Paola Cotta Ramusino
Milano-Udine, Mimesis, 101 pp., € 10,00

Anno di pubblicazione: 2018

Composto di tre capitoli che contengono un’esemplare analisi lessicografica e linguistica (Tratti generali della lingua rivoluzionaria, La fraseologia rivoluzionaria, Fraseologia e metafora), oltre che un’accurata sintesi del problema affrontato negli studi precedenti e contemporanei (Uno sguardo d’insieme), il volume presenta un interesse di grande rilievo per lo storico, che si trova spesso a disagio nel connettere i risultati «tecnici» delle inchieste lessicografiche, semantiche e linguistiche con i propri studi. La particolarità del lavoro sta nel fatto di partire dal corpus delle classiche ricerche degli anni ’20, dalle indagini empiriche condotte dai protagonisti di quella stagione di eccezionale vigore intellettuale, per arrivare agli studi attuali con risultati sempre più avanzati per una comprensione globale della cultura russa nel decennio successivo alla Rivoluzione d’ottobre.

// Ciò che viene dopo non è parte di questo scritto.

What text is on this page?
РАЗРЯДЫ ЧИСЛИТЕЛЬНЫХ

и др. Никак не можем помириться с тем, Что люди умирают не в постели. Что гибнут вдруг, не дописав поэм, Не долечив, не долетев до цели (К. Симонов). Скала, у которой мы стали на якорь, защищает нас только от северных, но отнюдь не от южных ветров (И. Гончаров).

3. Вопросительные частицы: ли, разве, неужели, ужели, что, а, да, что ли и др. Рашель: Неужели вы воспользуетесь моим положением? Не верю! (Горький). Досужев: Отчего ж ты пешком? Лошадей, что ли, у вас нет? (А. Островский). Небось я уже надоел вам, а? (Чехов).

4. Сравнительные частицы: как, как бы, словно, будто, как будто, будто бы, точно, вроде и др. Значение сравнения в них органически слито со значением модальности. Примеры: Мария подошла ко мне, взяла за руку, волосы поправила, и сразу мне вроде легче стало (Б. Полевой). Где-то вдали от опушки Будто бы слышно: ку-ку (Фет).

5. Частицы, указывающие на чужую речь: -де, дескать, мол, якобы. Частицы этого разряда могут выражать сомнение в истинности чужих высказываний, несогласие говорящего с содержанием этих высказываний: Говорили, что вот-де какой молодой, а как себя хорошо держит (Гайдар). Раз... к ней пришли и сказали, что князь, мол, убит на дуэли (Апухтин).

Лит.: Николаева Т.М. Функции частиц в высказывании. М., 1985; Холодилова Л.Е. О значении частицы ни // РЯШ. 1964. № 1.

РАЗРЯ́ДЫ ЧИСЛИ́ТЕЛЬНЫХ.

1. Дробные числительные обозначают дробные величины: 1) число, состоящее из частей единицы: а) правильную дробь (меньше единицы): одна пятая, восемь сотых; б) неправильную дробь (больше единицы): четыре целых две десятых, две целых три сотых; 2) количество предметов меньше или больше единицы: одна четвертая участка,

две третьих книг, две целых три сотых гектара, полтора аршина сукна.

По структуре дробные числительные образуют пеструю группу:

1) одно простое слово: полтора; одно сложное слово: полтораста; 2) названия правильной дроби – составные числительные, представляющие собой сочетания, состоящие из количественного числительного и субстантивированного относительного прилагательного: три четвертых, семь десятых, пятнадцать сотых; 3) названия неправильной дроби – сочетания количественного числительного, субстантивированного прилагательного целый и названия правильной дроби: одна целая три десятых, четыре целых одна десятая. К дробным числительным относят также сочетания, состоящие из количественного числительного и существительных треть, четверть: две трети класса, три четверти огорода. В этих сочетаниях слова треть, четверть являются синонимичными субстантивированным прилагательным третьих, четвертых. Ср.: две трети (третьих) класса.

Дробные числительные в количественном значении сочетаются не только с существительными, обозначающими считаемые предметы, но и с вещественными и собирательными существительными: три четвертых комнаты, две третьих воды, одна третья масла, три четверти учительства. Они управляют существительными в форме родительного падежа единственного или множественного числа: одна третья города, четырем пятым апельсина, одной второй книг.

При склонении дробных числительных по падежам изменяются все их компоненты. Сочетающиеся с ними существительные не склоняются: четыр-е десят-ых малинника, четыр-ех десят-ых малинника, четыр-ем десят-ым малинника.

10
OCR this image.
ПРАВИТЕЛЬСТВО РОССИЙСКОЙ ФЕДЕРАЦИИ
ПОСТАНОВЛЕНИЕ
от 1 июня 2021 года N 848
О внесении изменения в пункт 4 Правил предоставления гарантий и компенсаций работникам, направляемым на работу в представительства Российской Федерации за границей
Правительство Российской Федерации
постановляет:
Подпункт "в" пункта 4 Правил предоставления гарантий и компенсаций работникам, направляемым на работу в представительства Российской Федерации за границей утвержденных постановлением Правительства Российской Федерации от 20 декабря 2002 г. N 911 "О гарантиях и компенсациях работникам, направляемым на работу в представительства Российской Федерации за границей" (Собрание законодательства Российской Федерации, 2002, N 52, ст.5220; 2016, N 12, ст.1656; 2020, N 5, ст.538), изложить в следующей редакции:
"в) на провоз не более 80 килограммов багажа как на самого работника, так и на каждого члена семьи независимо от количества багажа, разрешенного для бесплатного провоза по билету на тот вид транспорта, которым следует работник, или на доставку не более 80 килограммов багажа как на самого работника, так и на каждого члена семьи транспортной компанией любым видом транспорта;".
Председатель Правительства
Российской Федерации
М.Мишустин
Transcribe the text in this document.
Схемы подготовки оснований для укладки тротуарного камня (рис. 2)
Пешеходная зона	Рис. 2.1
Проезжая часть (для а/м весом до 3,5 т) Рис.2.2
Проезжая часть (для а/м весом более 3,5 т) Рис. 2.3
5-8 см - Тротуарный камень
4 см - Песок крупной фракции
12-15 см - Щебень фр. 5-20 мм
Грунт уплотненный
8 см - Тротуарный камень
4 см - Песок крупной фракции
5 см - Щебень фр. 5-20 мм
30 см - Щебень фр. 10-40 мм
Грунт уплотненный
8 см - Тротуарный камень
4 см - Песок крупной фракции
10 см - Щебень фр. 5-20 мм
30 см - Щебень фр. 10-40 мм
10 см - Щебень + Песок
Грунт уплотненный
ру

Il «grande protagonista» del capitolo sui tratti generali della lingua rivoluzionaria è il lessico: una specie d’invasione di parole nuove, sigle e composti nel patrimonio linguistico del russo che resteranno in gran parte inamovibili. Il capitolo sulla fraseologia rivoluzionaria è certamente quello che può massimamente giovare allo storico (ed è dal punto di vista dello storico che guardiamo a questo lavoro), posto di fronte alle fonti che trova nella letteratura giornalistica e di propaganda. Non ci riferiamo solo alla risposta, estremamente chiara, alla domanda d’avvio («Che cos’è la fraseologia?») congegnata con le teorie avanzate dagli studiosi degli anni ’20 insieme alla formazione di un corpus di frasi che si appropriano della lingua e la condizionano mentre il processo è ancora in corso. Ci riferiamo anche alla sistemazione di un dispositivo che facilita il passaggio all’ultima sezione del libro. Qui i paragrafi 4.2 (Metafora della guerra) e 4.3 (Il Partito) sono ricchi di esempi di straordinaria efficacia sul processo d’incremento di «enunciati resi possibili dalla corrispondenza tra due domini» (p. 74). Particolarmente suggestivi, per dare conto del processo di strutturazione metaforica del Partito, sono i diversi frames dai quali avviene il prelievo degli enunciati (difesa, manifattura, lavoro, esercito, arti).
La riflessione parte da una preoccupazione dei linguisti del tempo sul «pericolo», per la rivoluzione, di «trasformare il russo in una lingua svuotata di significato». Grigorij Vinokur, l’autore geniale de La cultura della lingua (1925), toccava – scrive l’a. – «un punto centrale», quello del «rapporto tra lingua e pensiero». Se infatti «utilizziamo espressioni prive di senso, anche il nostro pensiero perderà di senso» (p. 67). Le brevi Conclusioni sono un omaggio a un altro fondatore del discorso sulla Lingua dell’epoca rivoluzionaria (1928), Afanasij Seliščev, la cui opera è stata ripubblicata nel 2010 e che «meriterebbe un’opera di selezione, verifica e classificazione, anche attraverso il confronto con i testi contemporanei, per portare a un vero e proprio compendio della “lingua della rivoluzione”» (p. 91). Speriamo che l’a. ci offra questo nuovo contributo.